Gold ended November slightly higher, rising two per cent month on month to $1,804.4/oz as steady interest rates and higher inflation expectations were offset by a stronger dollar. Global gold ETFs had their first month of inflows since July, and developed market central banks added gold to their reserves for the first time since 2013
Analysts said one positive gold driver that the markets are currently underestimating is a Federal Reserve that is unwilling to raise rates in the middle of next year.
"Considering this framework and the fact that the market is pricing a Fed funds hike as early as next summer, the current investor bias toward the short end of exposure has driven prices down to $1,755 recently. But summer of 2022 may be much too early for the Fed to pull the trigger on Fed Funds hikes, given the fact that nonfarm payrolls remain some 4-5 million below pre-Covid levels in the U.S.," Melek pointed out.
Next year's focus will be on the economic data, determining just how aggressive the Fed can afford to be next year.
Analysts said weak economic data over the next several months and the Federal Open Market Committee’s relaxed attitude toward strict inflation targeting (one which perceives inflation as transitory) are factors likely to keep the US central bank from pulling the trigger on a hike as early as the market is projecting.

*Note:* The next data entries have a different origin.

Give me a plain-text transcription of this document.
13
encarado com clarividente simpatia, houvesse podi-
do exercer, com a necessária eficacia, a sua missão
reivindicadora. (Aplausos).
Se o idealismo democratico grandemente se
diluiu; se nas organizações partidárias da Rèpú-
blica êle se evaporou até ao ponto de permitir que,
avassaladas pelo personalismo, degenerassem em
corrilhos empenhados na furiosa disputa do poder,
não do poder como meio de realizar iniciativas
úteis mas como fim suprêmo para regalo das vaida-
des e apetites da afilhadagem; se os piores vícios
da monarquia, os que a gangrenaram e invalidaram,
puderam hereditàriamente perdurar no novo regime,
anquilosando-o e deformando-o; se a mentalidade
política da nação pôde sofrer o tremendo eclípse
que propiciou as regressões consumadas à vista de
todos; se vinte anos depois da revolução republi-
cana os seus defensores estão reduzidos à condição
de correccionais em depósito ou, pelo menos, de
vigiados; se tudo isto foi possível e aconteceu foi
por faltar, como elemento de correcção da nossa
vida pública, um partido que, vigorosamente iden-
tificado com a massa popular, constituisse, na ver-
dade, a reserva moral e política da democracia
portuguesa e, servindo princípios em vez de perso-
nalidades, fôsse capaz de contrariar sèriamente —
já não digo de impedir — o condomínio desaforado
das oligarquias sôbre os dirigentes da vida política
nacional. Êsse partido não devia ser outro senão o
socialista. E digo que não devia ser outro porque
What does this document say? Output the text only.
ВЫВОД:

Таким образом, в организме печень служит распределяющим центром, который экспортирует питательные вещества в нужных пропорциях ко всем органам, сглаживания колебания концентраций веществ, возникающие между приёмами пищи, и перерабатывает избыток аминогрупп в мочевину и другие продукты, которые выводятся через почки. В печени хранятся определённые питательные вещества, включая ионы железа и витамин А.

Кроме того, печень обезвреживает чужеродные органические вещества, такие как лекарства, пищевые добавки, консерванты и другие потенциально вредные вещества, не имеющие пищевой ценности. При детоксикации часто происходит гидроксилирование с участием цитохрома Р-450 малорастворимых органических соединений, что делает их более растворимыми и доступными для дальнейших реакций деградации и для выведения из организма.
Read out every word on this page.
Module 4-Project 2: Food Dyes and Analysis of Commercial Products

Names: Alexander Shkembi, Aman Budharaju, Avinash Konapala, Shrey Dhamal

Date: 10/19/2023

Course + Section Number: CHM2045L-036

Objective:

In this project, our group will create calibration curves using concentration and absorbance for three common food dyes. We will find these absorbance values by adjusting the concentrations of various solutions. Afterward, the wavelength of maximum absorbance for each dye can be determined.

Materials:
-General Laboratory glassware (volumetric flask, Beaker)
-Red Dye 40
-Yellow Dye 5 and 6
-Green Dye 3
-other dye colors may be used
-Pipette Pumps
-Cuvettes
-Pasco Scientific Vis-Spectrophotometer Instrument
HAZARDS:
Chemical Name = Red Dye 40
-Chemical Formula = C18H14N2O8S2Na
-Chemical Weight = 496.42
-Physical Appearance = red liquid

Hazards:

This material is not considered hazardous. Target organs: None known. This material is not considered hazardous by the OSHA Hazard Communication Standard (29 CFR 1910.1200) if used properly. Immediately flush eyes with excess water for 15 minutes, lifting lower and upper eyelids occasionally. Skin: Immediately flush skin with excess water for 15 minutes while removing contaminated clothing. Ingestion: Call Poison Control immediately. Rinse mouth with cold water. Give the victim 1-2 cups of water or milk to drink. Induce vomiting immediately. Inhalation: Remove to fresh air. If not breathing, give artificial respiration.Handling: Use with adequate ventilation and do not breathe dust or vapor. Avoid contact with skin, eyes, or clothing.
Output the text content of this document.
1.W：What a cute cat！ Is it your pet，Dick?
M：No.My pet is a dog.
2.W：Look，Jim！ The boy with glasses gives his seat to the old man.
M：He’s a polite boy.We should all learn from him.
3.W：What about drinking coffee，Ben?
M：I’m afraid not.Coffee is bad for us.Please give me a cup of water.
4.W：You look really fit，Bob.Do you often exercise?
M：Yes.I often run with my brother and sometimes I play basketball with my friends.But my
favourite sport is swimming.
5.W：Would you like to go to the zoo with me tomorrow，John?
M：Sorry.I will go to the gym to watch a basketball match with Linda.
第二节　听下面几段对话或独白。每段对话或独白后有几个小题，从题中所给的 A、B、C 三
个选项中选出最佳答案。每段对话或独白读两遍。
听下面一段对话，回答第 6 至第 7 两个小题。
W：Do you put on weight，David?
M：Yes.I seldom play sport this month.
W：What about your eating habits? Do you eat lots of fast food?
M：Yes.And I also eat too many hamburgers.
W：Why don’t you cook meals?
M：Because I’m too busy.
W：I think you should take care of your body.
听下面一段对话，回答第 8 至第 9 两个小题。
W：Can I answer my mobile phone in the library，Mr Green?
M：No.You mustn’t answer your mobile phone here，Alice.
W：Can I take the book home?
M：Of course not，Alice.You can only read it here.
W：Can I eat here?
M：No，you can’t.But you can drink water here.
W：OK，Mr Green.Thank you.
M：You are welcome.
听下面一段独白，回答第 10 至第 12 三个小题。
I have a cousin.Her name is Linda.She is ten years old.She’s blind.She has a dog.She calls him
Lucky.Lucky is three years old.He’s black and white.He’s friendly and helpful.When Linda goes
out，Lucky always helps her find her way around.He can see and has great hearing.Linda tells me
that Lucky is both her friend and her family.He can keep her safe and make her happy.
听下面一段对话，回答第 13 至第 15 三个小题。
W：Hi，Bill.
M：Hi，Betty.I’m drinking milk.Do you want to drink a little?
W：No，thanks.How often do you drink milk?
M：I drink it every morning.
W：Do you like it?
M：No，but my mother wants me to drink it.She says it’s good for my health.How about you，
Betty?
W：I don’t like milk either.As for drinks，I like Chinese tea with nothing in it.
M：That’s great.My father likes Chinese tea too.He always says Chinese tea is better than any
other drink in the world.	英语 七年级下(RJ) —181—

This scenario would see real rates remain low and encourage gold buying next year, analysts said.
"The hope for the resulting higher potential growth, non-accelerating inflation rate of unemployment, may all leave the U.S. central bank comfortable keeping the economy running hot for longer. This would be a very gold-accretive real interest rate environment. The best case for gold is high but decelerating inflation," Melek said.